If you’ve ever sat through a pay meeting feeling powerless, you’re not alone. Most workers aren’t taught how to ask for a pay rise – and employers know it. That silence saves them money. But with the right words, you shift the balance of power.

This isn’t about being rude or aggressive – it’s about being sharp, prepared, and impossible to ignore. Here are 5 things to say in your next salary meeting that your boss won’t be able to dodge.


1. “Can you confirm the salary band for this role?”

Why it works:
This question turns your request into a fair, professional discussion – not a personal plea. If your employer uses structured pay bands (many do), they’ll need to explain where you sit and why. If they don’t, it exposes a lack of transparency in how pay is decided.

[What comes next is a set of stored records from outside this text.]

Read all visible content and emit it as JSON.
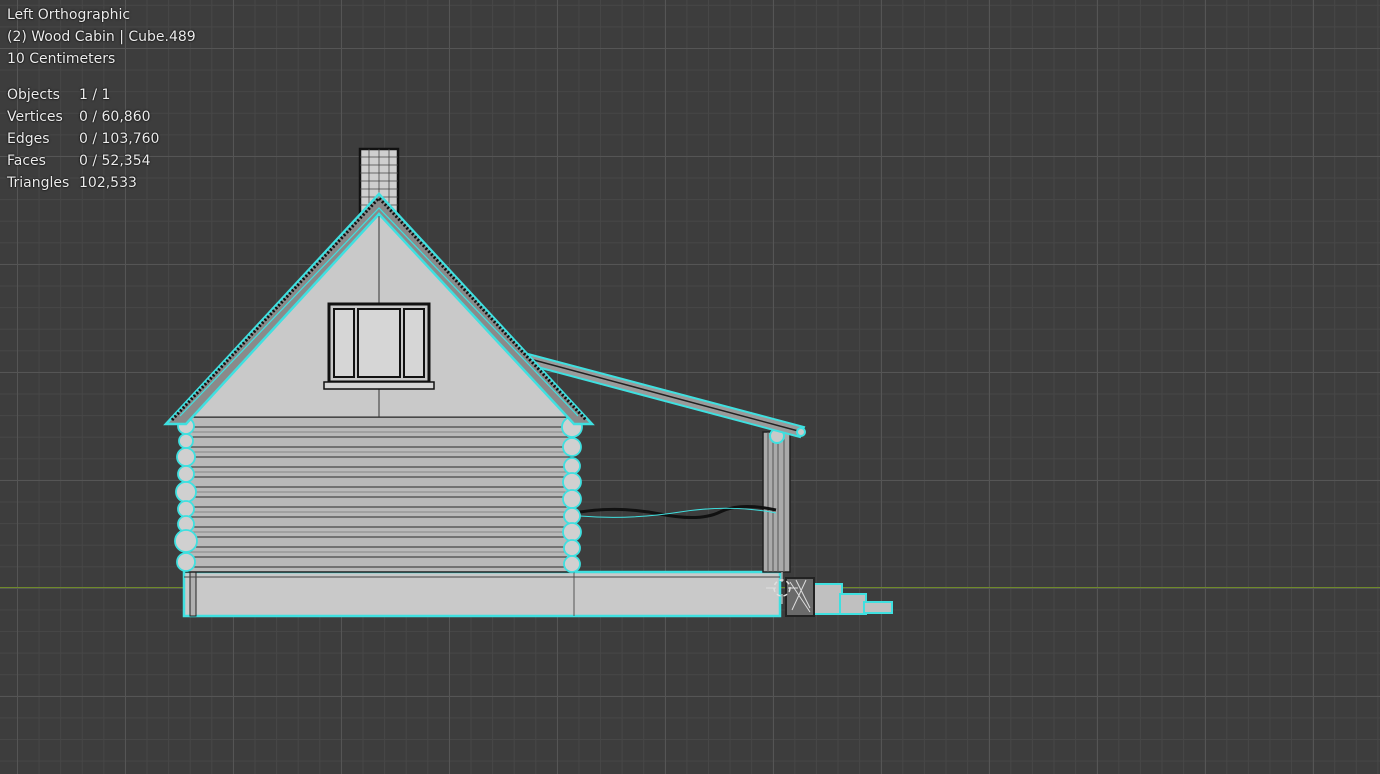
{
  "viewport": {
    "view_name": "Left Orthographic",
    "collection_object": "(2) Wood Cabin | Cube.489",
    "grid_scale": "10 Centimeters"
  },
  "statistics": [
    {
      "label": "Objects",
      "value": "1 / 1"
    },
    {
      "label": "Vertices",
      "value": "0 / 60,860"
    },
    {
      "label": "Edges",
      "value": "0 / 103,760"
    },
    {
      "label": "Faces",
      "value": "0 / 52,354"
    },
    {
      "label": "Triangles",
      "value": "102,533"
    }
  ],
  "colors": {
    "background": "#3d3d3d",
    "selection_outline": "#3fe0e0",
    "mesh_fill": "#c8c8c8",
    "x_axis": "#6f8a2a"
  }
}
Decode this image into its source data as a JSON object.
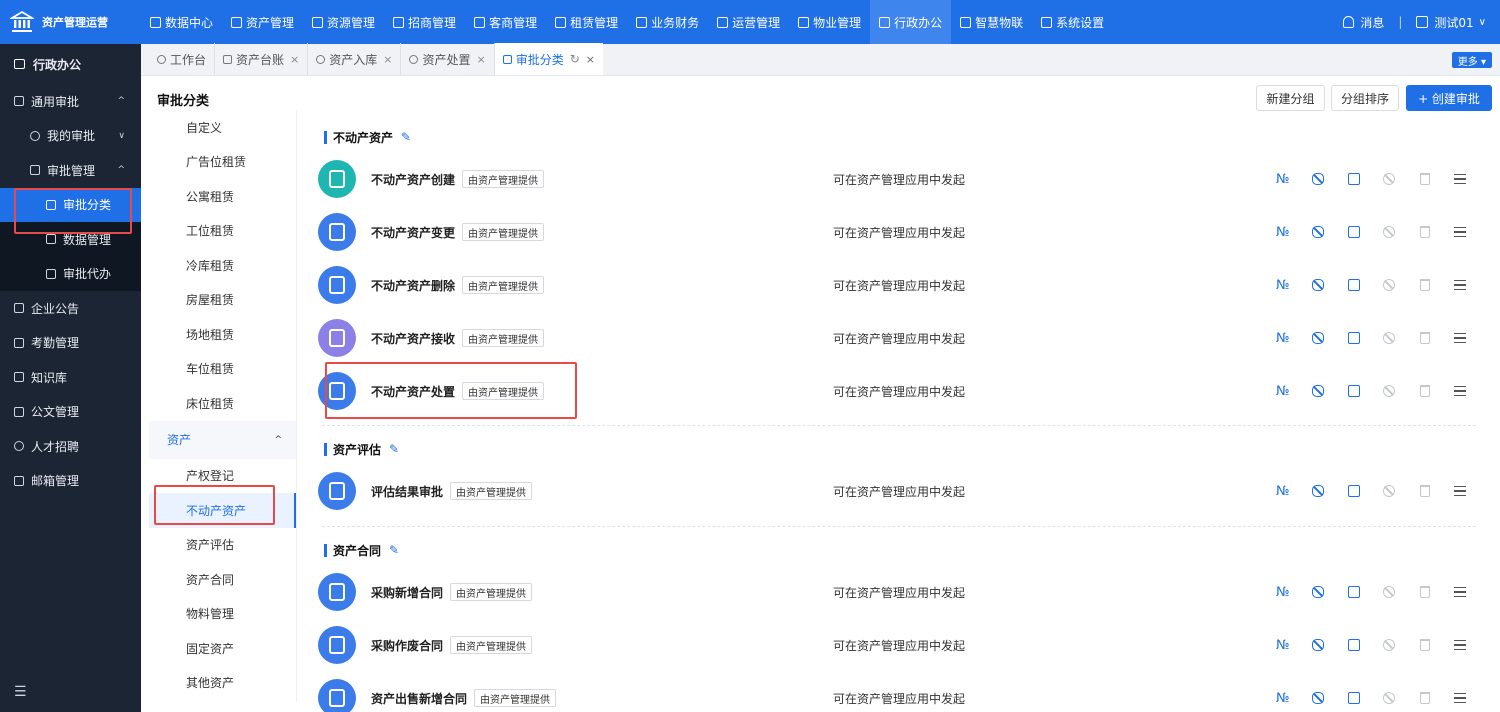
{
  "app": {
    "title": "资产管理运营"
  },
  "topnav": [
    {
      "label": "数据中心",
      "icon": "dashboard-icon"
    },
    {
      "label": "资产管理",
      "icon": "cube-icon"
    },
    {
      "label": "资源管理",
      "icon": "building-icon"
    },
    {
      "label": "招商管理",
      "icon": "tag-icon"
    },
    {
      "label": "客商管理",
      "icon": "users-icon"
    },
    {
      "label": "租赁管理",
      "icon": "home-icon"
    },
    {
      "label": "业务财务",
      "icon": "currency-icon"
    },
    {
      "label": "运营管理",
      "icon": "chart-icon"
    },
    {
      "label": "物业管理",
      "icon": "tools-icon"
    },
    {
      "label": "行政办公",
      "icon": "monitor-icon",
      "active": true
    },
    {
      "label": "智慧物联",
      "icon": "atom-icon"
    },
    {
      "label": "系统设置",
      "icon": "gear-icon"
    }
  ],
  "topright": {
    "messages": "消息",
    "separator": "|",
    "user": "测试01",
    "caret": "∨"
  },
  "sidebar": {
    "header": "行政办公",
    "items": [
      {
        "label": "通用审批",
        "arrow": "^"
      },
      {
        "label": "我的审批",
        "arrow": "∨"
      },
      {
        "label": "审批管理",
        "arrow": "^"
      },
      {
        "label": "审批分类"
      },
      {
        "label": "数据管理"
      },
      {
        "label": "审批代办"
      },
      {
        "label": "企业公告"
      },
      {
        "label": "考勤管理"
      },
      {
        "label": "知识库"
      },
      {
        "label": "公文管理"
      },
      {
        "label": "人才招聘"
      },
      {
        "label": "邮箱管理"
      }
    ],
    "collapse": "☰"
  },
  "tabs": [
    {
      "label": "工作台"
    },
    {
      "label": "资产台账",
      "close": "×"
    },
    {
      "label": "资产入库",
      "close": "×"
    },
    {
      "label": "资产处置",
      "close": "×"
    },
    {
      "label": "审批分类",
      "close": "×",
      "reload": "↻"
    }
  ],
  "more_button": "更多 ▾",
  "page": {
    "title": "审批分类",
    "buttons": {
      "new_group": "新建分组",
      "group_sort": "分组排序",
      "create": "+ 创建审批"
    }
  },
  "categories": {
    "items_top": [
      "自定义",
      "广告位租赁",
      "公寓租赁",
      "工位租赁",
      "冷库租赁",
      "房屋租赁",
      "场地租赁",
      "车位租赁",
      "床位租赁"
    ],
    "group": {
      "label": "资产",
      "arrow": "^"
    },
    "items_group": [
      "产权登记",
      "不动产资产",
      "资产评估",
      "资产合同",
      "物料管理",
      "固定资产",
      "其他资产"
    ]
  },
  "sections": [
    {
      "title": "不动产资产",
      "rows": [
        {
          "name": "不动产资产创建",
          "badge": "由资产管理提供",
          "desc": "可在资产管理应用中发起",
          "color": "#1fb5b0"
        },
        {
          "name": "不动产资产变更",
          "badge": "由资产管理提供",
          "desc": "可在资产管理应用中发起",
          "color": "#3b7bea"
        },
        {
          "name": "不动产资产删除",
          "badge": "由资产管理提供",
          "desc": "可在资产管理应用中发起",
          "color": "#3b7bea"
        },
        {
          "name": "不动产资产接收",
          "badge": "由资产管理提供",
          "desc": "可在资产管理应用中发起",
          "color": "#8b80e6"
        },
        {
          "name": "不动产资产处置",
          "badge": "由资产管理提供",
          "desc": "可在资产管理应用中发起",
          "color": "#3b7bea"
        }
      ]
    },
    {
      "title": "资产评估",
      "rows": [
        {
          "name": "评估结果审批",
          "badge": "由资产管理提供",
          "desc": "可在资产管理应用中发起",
          "color": "#3b7bea"
        }
      ]
    },
    {
      "title": "资产合同",
      "rows": [
        {
          "name": "采购新增合同",
          "badge": "由资产管理提供",
          "desc": "可在资产管理应用中发起",
          "color": "#3b7bea"
        },
        {
          "name": "采购作废合同",
          "badge": "由资产管理提供",
          "desc": "可在资产管理应用中发起",
          "color": "#3b7bea"
        },
        {
          "name": "资产出售新增合同",
          "badge": "由资产管理提供",
          "desc": "可在资产管理应用中发起",
          "color": "#3b7bea"
        }
      ]
    }
  ],
  "row_actions": {
    "number": "№"
  },
  "colors": {
    "primary": "#1f6fe6",
    "sidebar": "#1b2533",
    "highlight": "#e84a4a"
  }
}
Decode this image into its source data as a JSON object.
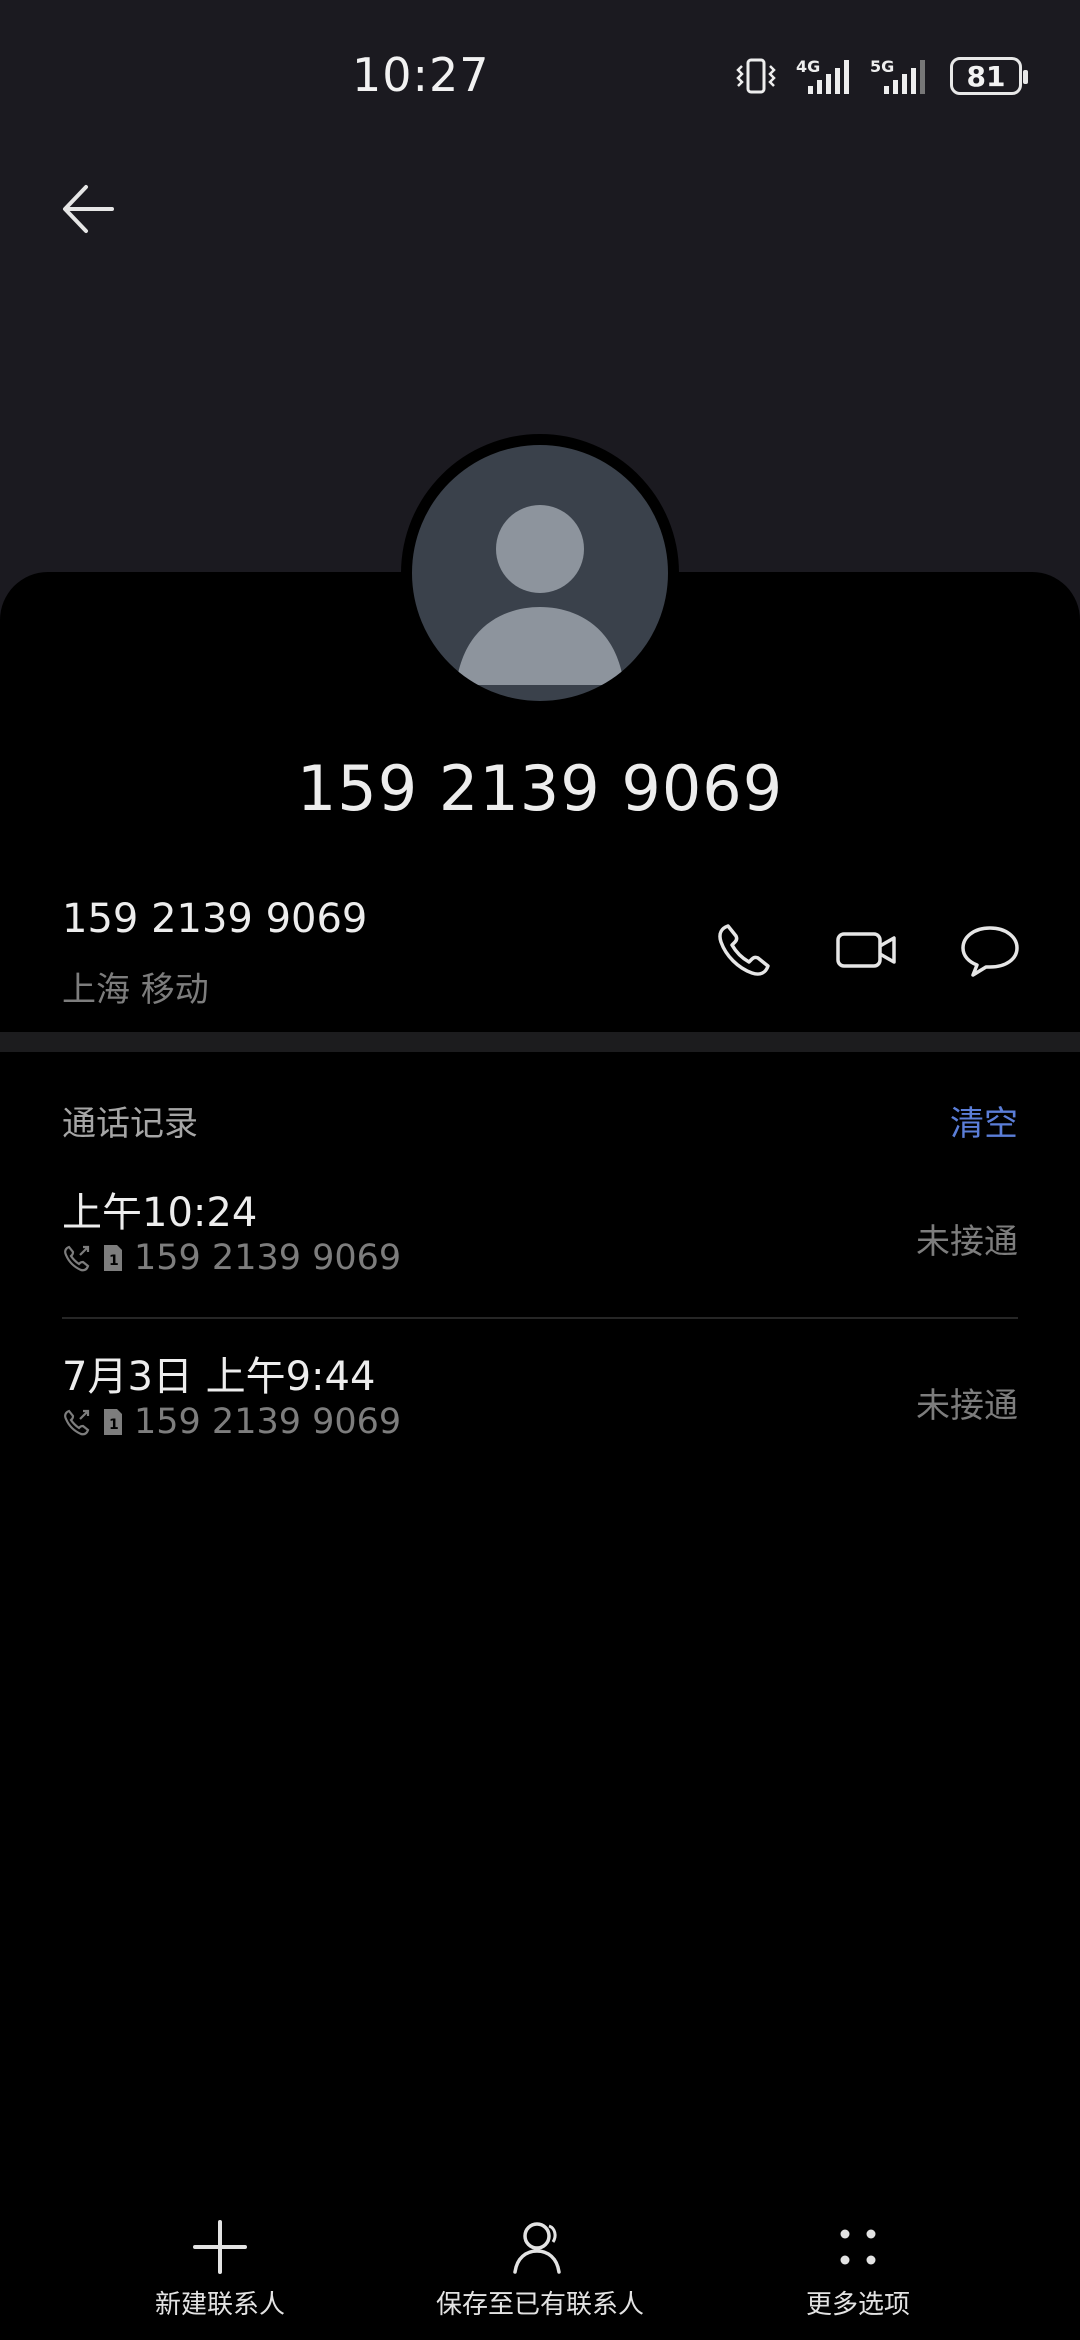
{
  "status_bar": {
    "time": "10:27",
    "network_1": "4G",
    "network_2": "5G",
    "battery": "81"
  },
  "header": {
    "title_number": "159 2139 9069"
  },
  "contact": {
    "number": "159 2139 9069",
    "location": "上海 移动"
  },
  "call_log": {
    "title": "通话记录",
    "clear_label": "清空",
    "items": [
      {
        "time": "上午10:24",
        "number": "159 2139 9069",
        "status": "未接通"
      },
      {
        "time": "7月3日 上午9:44",
        "number": "159 2139 9069",
        "status": "未接通"
      }
    ]
  },
  "bottom_bar": {
    "new_contact": "新建联系人",
    "save_existing": "保存至已有联系人",
    "more_options": "更多选项"
  },
  "colors": {
    "header_bg": "#1b1a20",
    "accent": "#5b7ed8",
    "secondary_text": "#7d7d7d"
  }
}
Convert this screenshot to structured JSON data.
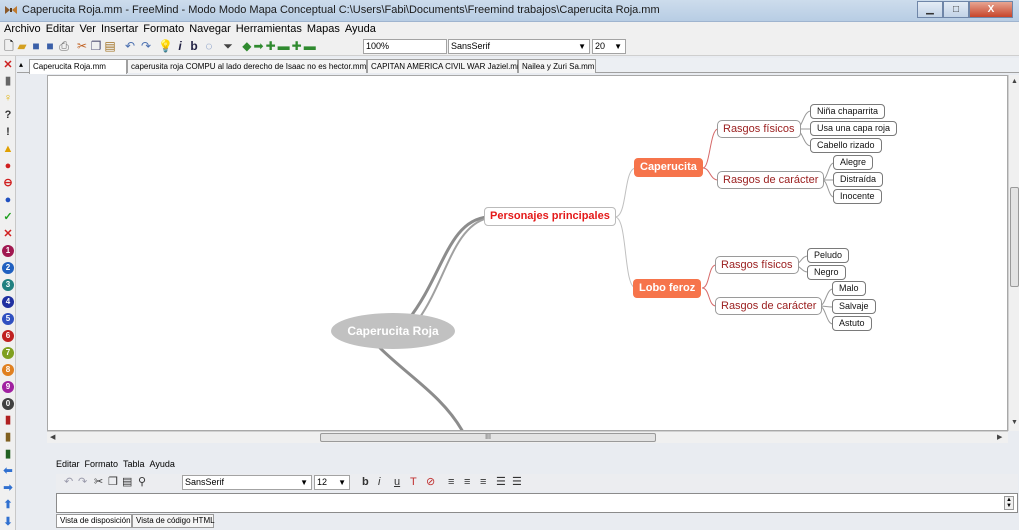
{
  "window": {
    "title": "Caperucita Roja.mm - FreeMind - Modo Modo Mapa Conceptual C:\\Users\\Fabi\\Documents\\Freemind trabajos\\Caperucita Roja.mm",
    "minimize": "▁",
    "maximize": "□",
    "close": "X"
  },
  "menu": [
    "Archivo",
    "Editar",
    "Ver",
    "Insertar",
    "Formato",
    "Navegar",
    "Herramientas",
    "Mapas",
    "Ayuda"
  ],
  "toolbar": {
    "zoom": "100%",
    "font": "SansSerif",
    "font_size": "20"
  },
  "tabs": [
    "Caperucita Roja.mm",
    "caperusita roja COMPU al lado derecho de Isaac no es hector.mm",
    "CAPITAN AMERICA CIVIL WAR Jaziel.mm",
    "Nailea y Zuri Sa.mm"
  ],
  "map": {
    "root": "Caperucita Roja",
    "main_topic": "Personajes principales",
    "characters": [
      {
        "name": "Caperucita",
        "groups": [
          {
            "label": "Rasgos físicos",
            "leaves": [
              "Niña chaparrita",
              "Usa una capa roja",
              "Cabello rizado"
            ]
          },
          {
            "label": "Rasgos de carácter",
            "leaves": [
              "Alegre",
              "Distraída",
              "Inocente"
            ]
          }
        ]
      },
      {
        "name": "Lobo feroz",
        "groups": [
          {
            "label": "Rasgos físicos",
            "leaves": [
              "Peludo",
              "Negro"
            ]
          },
          {
            "label": "Rasgos de carácter",
            "leaves": [
              "Malo",
              "Salvaje",
              "Astuto"
            ]
          }
        ]
      }
    ]
  },
  "editor": {
    "menu": [
      "Editar",
      "Formato",
      "Tabla",
      "Ayuda"
    ],
    "font": "SansSerif",
    "font_size": "12",
    "tabs": [
      "Vista de disposición",
      "Vista de código HTML"
    ]
  },
  "colors": {
    "orange_node": "#f6744b",
    "main_topic_text": "#e41a1a",
    "subtopic_text": "#9b2020",
    "root_fill": "#c1c1c1",
    "edge_red": "#d66a6a"
  },
  "icons": [
    "freemind-app-icon",
    "new-icon",
    "open-icon",
    "save-icon",
    "save-as-icon",
    "print-icon",
    "cut-icon",
    "copy-icon",
    "paste-icon",
    "undo-icon",
    "redo-icon",
    "idea-icon",
    "italic-icon",
    "bold-icon",
    "cloud-icon",
    "filter-icon",
    "navigate-arrows-icon",
    "editor-undo-icon",
    "editor-redo-icon",
    "editor-cut-icon",
    "editor-copy-icon",
    "editor-paste-icon",
    "editor-find-icon",
    "editor-bold-icon",
    "editor-italic-icon",
    "editor-underline-icon",
    "editor-color-icon",
    "editor-clear-icon",
    "align-left-icon",
    "align-center-icon",
    "align-right-icon",
    "bullet-list-icon",
    "numbered-list-icon"
  ],
  "scroll": {
    "horizontal_grip": "III"
  }
}
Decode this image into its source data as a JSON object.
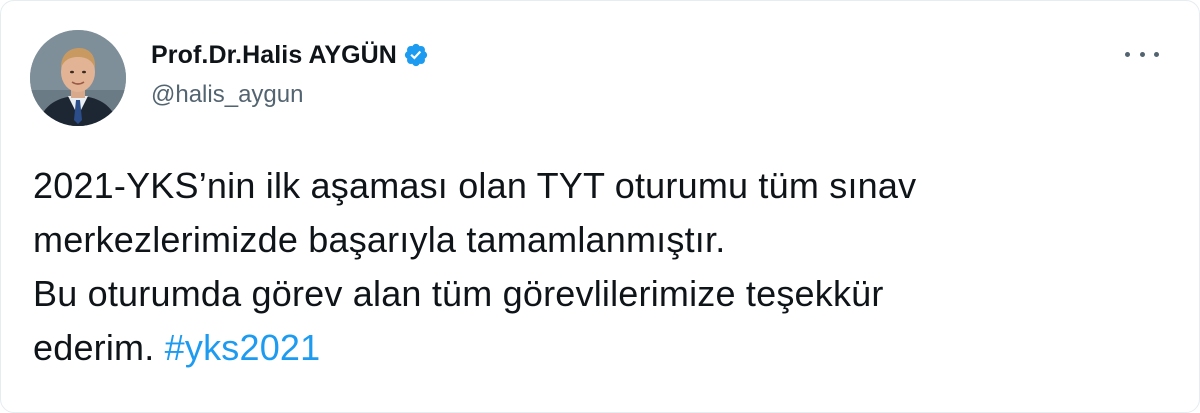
{
  "author": {
    "display_name": "Prof.Dr.Halis AYGÜN",
    "handle": "@halis_aygun",
    "verified": true,
    "avatar_icon": "profile-photo"
  },
  "menu": {
    "icon": "more-horizontal-icon"
  },
  "tweet": {
    "lines": [
      "2021-YKS’nin ilk aşaması olan TYT oturumu tüm sınav",
      "merkezlerimizde başarıyla tamamlanmıştır.",
      "Bu oturumda görev alan tüm görevlilerimize teşekkür"
    ],
    "last_line_text": "ederim.",
    "hashtag": "#yks2021"
  },
  "colors": {
    "text": "#0f1419",
    "secondary": "#536471",
    "link": "#1d9bf0",
    "verified_badge": "#1d9bf0"
  }
}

2. “Since my last review, I’ve taken on the following extra responsibilities…”

Why it works:
You’re not just working harder – you’re working at a higher level. Come in with proof: extra tasks, leadership responsibilities, project results. It’s not emotional. It’s evidence.


3. “What would need to happen for my salary to reflect the work I’m doing now?”

Why it works:
This puts the ball in their court. If they dodge, it’s clear they don’t have a plan. If they give specifics, you can hold them to it. It turns vague feedback into a clear roadmap.


4. “Can you put that in writing?”

Why it works:
If they offer future promises – promotion reviews, budget talks, vague timelines – you need it written down. If they back out, that tells you everything. This is a powerful move that shows you’re serious and not easily pacified.


5. “Is pay progression available to everyone, or just those who ask?”

Why it works:
This hits the system. It challenges whether fairness is baked into their culture, or whether only the pushy get rewarded. It forces them to reflect on bias, favouritism, and workplace inequality – without you having to say those words outright.


Final Thought:

Most people don’t ask for a pay rise because they’ve been trained to feel lucky just to have a job. But if you’re doing more, staying later, covering gaps, and your salary’s stayed the same – that’s not loyalty. That’s exploitation.

Your employer isn’t short on cash. They’re hoping you’re short on confidence. That changes now.